Enjeux et perspectives

Défis technologiques et limites

Dans les années 2020, l'informatique quantique fait encore face à des défis techniques majeurs : décohérence quantique, perte d'état quantique des qubits (due aux interactions avec l'environnement), qui limitent encore la stabilité et la fiabilité des puces et ordinateurs quantiques. Or, pour les algorithmes d'IA quantique, ces ordinateurs auront besoin de milliers, voire de millions de qubits, ce qui nécessite de nouvelles avancées en ingénierie quantique.

La correction d'erreurs quantiques est une discipline-clé pour fiabiliser ce type de calculs, mais elle exige une redondance de qubits qui rend la construction de machines tolérantes aux erreurs encore très difficile et coûteuse[19].
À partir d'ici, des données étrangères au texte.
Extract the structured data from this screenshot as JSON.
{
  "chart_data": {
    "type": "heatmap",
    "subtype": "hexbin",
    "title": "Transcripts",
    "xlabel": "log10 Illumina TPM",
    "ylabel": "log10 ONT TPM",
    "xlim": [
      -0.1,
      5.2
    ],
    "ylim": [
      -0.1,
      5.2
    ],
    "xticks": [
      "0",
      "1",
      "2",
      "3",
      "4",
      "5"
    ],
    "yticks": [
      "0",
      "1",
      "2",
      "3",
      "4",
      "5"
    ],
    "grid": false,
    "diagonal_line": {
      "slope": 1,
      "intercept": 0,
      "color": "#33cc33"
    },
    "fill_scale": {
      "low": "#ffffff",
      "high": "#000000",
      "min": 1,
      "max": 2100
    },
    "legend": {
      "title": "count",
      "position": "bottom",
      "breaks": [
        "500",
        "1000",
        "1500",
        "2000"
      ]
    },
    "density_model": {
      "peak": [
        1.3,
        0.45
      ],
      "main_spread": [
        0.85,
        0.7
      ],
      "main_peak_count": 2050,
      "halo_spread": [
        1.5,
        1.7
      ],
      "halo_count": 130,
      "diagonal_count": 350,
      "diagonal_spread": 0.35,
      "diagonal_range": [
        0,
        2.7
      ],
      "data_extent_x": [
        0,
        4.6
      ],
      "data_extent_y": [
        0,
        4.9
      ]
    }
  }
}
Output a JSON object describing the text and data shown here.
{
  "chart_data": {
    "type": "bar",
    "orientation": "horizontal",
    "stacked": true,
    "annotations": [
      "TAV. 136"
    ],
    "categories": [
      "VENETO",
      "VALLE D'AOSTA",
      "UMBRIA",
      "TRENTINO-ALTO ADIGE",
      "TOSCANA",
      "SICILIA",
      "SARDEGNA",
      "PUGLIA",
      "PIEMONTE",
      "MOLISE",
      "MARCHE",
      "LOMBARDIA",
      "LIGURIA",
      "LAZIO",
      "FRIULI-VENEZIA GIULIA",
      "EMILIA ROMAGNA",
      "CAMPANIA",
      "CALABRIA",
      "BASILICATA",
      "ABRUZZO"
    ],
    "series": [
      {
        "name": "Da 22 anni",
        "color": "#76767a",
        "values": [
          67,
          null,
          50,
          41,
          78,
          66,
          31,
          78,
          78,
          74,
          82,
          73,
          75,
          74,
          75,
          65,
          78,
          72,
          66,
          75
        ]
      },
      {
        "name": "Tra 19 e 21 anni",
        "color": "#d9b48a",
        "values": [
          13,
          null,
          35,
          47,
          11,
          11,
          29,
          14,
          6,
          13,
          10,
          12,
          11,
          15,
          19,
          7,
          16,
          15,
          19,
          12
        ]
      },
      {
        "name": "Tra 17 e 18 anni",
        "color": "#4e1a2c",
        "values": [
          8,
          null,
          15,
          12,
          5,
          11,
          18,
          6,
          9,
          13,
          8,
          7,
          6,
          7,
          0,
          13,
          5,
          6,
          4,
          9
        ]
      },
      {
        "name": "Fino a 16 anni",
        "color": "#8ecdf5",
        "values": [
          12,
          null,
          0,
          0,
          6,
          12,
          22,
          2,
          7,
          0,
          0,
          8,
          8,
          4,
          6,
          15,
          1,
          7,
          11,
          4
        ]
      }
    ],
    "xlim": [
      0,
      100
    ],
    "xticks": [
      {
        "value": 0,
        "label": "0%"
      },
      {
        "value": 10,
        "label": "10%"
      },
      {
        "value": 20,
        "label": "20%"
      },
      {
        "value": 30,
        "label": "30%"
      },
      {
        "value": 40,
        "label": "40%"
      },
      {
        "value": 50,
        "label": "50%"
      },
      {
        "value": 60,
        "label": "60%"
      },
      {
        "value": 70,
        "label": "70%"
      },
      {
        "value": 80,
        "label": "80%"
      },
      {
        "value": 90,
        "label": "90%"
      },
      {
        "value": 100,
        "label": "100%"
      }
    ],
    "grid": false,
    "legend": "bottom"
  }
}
Impacts énergétiques, climatiques, miniers et environnementaux

Les processeurs quantiques, notamment ceux basés sur des technologies supraconductrices, requièrent des systèmes de cryogénie ultra-froids (proches du zéro absolu), très énergivores[20] ainsi que des matériaux rares et stratégiques, comme l'hélium liquide pour le refroidissement. Ils nécessitent également certaines terres rares ou des métaux précieux (notamment l'or), soulevant des préoccupations minières, écologiques, éthiques, géopolitiques et de chaîne d'approvisionnement[21]. L'IA quantique peut plausiblement aider à trouver des solutions futures d'optimisation et de réduction de sa propre consommation énergétique, et de celle d'autres systèmes d'IA. Elle pourrait modéliser plus efficacement les phénomènes climatiques ou découvrir des matériaux plus durables, créant ainsi un potentiel bénéfice environnemental à long terme[22]. Mais l'expérience a montré que pour chaque progrès technique, un effet rebond négatif est probable, notamment en termes de dégradation du climat, de consommation électrique et de sortie des limites planétaires.

Propsective : entre optimismes et scepticismes

Selon IBM : « comme l'IA de nouvelle génération défie les limites strictes des ordinateurs classiques, le potentiel de l'informatique quantique à générer un changement de paradigme ouvre une voie prometteuse à suivre pour l'intelligence artificielle, avec des possibilités quasi illimitées »[23].

Mais bien que l'apprentissage automatique soit devenu un domaine de recherche établi et une industrie en forte croissance, et que l'informatique quantique dispose d'une base théorique et expérimentale solide, l'apprentissage automatique quantique demeure largement théorique, les démonstrations expérimentales restant limitées et les modèles souffrant d'une variabilité intrinsèque de leurs prédictions nécessitant de nombreuses exécutions pour obtenir un résultat fiable[24].

Plusieurs chercheurs soulignent l'absence de preuves d'un avantage pratique clair des méthodes quantiques sur les approches classiques et mettent en garde contre la « mode » entourant le domaine[25],[26]. Ils estiment que des avancées conceptuelles majeures sont encore nécessaires avant d'envisager des applications concrètes, et qu'aucune échéance réaliste ne peut être avancée quant à l'émergence d'une véritable IA quantique opérationnelle.